Les actualités science : Gare au kratom !

Une herbe médicinale suscite des craintes en pleine crise des opioïdes. Aussi, nouvel espoir pour les personnes atteintes de la maladie de Huntingdon, l’Arctique sous protection, et une bourse française pour un Québécois.

Photo : iStock

La crise des opioïdes n’a pas comme seules conséquences l’augmentation du nombre de surdoses et du trafic clandestin. Elle a aussi fait augmenter la consommation de kratom, une herbe médicinale originaire d’Asie dont les propriétés s’apparentent à celles des opioïdes et que certains vendeurs présentent comme une aide naturelle à la désintoxication.

Les produits contenant du kratom sont interdits au Canada et aux États-Unis, mais se trouvent facilement en ligne. En 2017, les inspecteurs du ministère de la Santé du Canada en ont trouvé à plusieurs reprises dans des commerces. Or, rien ne prouve que le kratom soit vraiment efficace pour combattre la dépendance aux opioïdes, avec lesquels il partage au contraire plusieurs effets secondaires potentiellement graves. Aux États-Unis, la FDA a recensé 36 décès de personnes ayant consommé du kratom. Elle vient de mettre en garde la population contre les effets potentiellement dévastateurs de ce produit naturel.

Lueur d’espoir pour les maladies neurodégénératives

Une molécule susceptible d’arrêter la progression de la maladie de Huntington, voire de plusieurs autres maladies neurodégénératives, comme l’alzheimer et le parkinson, vient d’être soumise avec succès à un tout premier essai clinique, ce qui a suscité une énorme vague d’espoir. Le médicament, fait d’un brin d’ADN de synthèse, empêche le gène défaillant de produire la huntingtine, protéine qui détruit progressivement les neurones. Il a été mis au point par Ionis Pharma, une entreprise de Californie. Le médicament vient d’être testé pour la première fois par une équipe de chercheurs du University College de Londres, qui l’a administré à 46 personnes à un stade précoce de la maladie de Huntington. La société pharmaceutique Roche a annoncé qu’elle allait investir 4,5 millions de dollars dans la poursuite des essais. Même si cette avancée est qualifiée de très prometteuse, tout n’est pas gagné. Pour l’instant, les résultats de cet essai n’ont pas encore été publiés dans une revue savante et n’ont donc pas été soumis à la critique par d’autres chercheurs. De plus,  les chercheurs n’ont vérifié que si le médicament avait été bien toléré chez les patients (ce qu’on appelle un essai de phase 1 à 2), mais n’ont pas encore évalué son efficacité ni ses effets à long terme.
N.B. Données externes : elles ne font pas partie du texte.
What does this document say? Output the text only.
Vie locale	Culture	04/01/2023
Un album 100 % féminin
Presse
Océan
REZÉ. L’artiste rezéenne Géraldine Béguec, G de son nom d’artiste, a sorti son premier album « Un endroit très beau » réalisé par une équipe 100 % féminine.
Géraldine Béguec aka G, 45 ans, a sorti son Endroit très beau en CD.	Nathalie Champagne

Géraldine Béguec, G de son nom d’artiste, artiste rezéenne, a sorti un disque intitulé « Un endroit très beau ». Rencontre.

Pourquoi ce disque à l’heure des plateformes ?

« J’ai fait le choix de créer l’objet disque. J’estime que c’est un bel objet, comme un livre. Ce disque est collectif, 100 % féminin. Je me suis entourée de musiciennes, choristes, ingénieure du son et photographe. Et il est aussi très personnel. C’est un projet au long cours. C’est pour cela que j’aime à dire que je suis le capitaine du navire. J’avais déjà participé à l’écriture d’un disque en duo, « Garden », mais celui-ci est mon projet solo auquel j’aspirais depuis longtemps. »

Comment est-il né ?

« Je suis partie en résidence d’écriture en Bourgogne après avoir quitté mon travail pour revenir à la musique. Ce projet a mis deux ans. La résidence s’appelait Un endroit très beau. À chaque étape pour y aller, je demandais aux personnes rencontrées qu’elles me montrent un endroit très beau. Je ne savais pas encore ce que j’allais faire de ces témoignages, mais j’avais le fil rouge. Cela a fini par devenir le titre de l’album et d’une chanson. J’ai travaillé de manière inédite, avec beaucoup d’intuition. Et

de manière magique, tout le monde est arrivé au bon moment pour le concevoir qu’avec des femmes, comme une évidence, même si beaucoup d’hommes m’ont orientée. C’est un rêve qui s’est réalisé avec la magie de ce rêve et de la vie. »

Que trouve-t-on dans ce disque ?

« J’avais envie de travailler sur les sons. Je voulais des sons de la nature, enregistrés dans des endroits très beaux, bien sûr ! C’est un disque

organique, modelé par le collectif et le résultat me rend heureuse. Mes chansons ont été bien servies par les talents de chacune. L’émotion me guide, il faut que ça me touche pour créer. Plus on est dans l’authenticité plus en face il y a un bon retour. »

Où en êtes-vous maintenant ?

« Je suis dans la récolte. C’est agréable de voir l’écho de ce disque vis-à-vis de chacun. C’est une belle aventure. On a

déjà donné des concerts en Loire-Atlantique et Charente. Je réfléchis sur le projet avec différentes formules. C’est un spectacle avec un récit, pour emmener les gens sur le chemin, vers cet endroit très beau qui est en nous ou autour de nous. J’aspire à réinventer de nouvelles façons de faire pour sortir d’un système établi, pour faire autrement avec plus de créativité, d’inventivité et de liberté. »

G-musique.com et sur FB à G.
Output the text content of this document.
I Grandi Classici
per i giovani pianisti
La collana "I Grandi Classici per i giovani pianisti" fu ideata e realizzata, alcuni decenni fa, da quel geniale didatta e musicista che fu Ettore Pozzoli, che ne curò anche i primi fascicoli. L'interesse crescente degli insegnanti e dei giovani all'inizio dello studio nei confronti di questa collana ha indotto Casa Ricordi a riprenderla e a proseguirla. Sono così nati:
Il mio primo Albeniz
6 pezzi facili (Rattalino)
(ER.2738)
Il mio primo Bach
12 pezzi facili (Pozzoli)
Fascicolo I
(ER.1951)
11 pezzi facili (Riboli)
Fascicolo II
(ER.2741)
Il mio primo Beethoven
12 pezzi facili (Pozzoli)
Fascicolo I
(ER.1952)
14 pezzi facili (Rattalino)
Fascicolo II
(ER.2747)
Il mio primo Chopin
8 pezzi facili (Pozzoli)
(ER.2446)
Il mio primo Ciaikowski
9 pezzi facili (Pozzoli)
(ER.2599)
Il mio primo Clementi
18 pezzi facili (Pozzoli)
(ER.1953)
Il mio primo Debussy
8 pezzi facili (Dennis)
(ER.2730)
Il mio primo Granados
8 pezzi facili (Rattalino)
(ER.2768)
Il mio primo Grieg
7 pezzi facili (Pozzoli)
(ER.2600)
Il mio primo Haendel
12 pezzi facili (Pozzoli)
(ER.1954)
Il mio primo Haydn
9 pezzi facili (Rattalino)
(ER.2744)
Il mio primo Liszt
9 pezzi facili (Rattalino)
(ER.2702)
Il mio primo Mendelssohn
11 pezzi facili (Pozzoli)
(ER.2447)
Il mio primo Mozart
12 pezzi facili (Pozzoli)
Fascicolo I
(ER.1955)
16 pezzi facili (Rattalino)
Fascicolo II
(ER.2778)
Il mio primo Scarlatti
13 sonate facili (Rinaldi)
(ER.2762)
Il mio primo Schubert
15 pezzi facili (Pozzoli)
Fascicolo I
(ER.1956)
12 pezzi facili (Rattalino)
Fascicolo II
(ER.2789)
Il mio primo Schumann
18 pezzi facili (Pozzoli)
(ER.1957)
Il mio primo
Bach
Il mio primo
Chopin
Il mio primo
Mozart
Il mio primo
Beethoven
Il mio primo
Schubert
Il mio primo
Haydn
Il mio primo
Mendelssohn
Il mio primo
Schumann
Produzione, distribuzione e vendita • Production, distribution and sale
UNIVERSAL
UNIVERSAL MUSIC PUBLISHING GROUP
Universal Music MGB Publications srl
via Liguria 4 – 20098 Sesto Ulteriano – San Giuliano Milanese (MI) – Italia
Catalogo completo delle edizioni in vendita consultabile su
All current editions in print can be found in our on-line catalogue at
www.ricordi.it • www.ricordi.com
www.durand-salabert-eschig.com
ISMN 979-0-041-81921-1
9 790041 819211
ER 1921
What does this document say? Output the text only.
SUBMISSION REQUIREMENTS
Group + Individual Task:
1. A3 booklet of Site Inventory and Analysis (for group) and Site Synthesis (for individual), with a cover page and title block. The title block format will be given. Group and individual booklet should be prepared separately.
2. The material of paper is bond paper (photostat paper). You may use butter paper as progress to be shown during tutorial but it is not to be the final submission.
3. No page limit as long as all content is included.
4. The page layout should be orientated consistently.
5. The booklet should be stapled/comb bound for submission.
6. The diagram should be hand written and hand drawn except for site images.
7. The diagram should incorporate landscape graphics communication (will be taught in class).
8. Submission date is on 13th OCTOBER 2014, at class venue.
Bonne nouvelle pour l’Arctique !

Un accord historique a été signé début décembre sur la protection de l’océan Arctique. Le Canada et 15 autres pays se sont entendus sur l’interdiction, pour les 16 prochaines années, de toute pêche commerciale dans les eaux internationales du centre de l’océan, soit à plus de 200 km des côtes. Ils devront par la suite renégocier tous les cinq ans pour maintenir ou lever cette interdiction. L’an dernier, environ 40 % de cette superficie grande comme la Méditerranée a été libre de glace pendant plusieurs semaines, et aurait donc pu voir arriver des navires de pêche intéressés par les ressources encore inexploitées de la région et les stocks de poissons qui la colonisent sous l’influence des changements climatiques. Les cinq pays qui bordent l’océan Arctique (Canada, États-Unis, Russie, Norvège et Danemark) se sont entendus du même coup avec la Chine, le Japon, la Corée du Sud et  l’Union européenne pour mettre sur pied un programme de recherche et de surveillance commun pour la région.

Un Québécois va « Make Our Planet Great Again »

Frédéric Bouchard, chercheur postdoctoral à l’INRS-Centre Eau, Terre et Environnement, à Québec, figure parmi les 18 étudiants qui ont obtenu des bourses « Make Our Planet Great Again », allouées à des chercheurs par l’État français pour qu’ils viennent étudier en France des questions liées au climat. Ce programme avait été lancé en juin par le président Emmanuel Macron à la suite de la décision des États-Unis de se retirer de l’accord de Paris. Il visait particulièrement les chercheurs américains. Plus de 1 800 candidatures ont été reçues, principalement des États-Unis, d’où viennent finalement 13 des 18 lauréats (parmi lesquels figurent plusieurs Français d’origine). Un deuxième concours sera organisé au printemps. Frédéric Bouchard se joindra au Laboratoire Géosciences Paris-Sud du CNRS pour y étudier la dynamique du pergélisol et des gaz à effet de serre en Sibérie.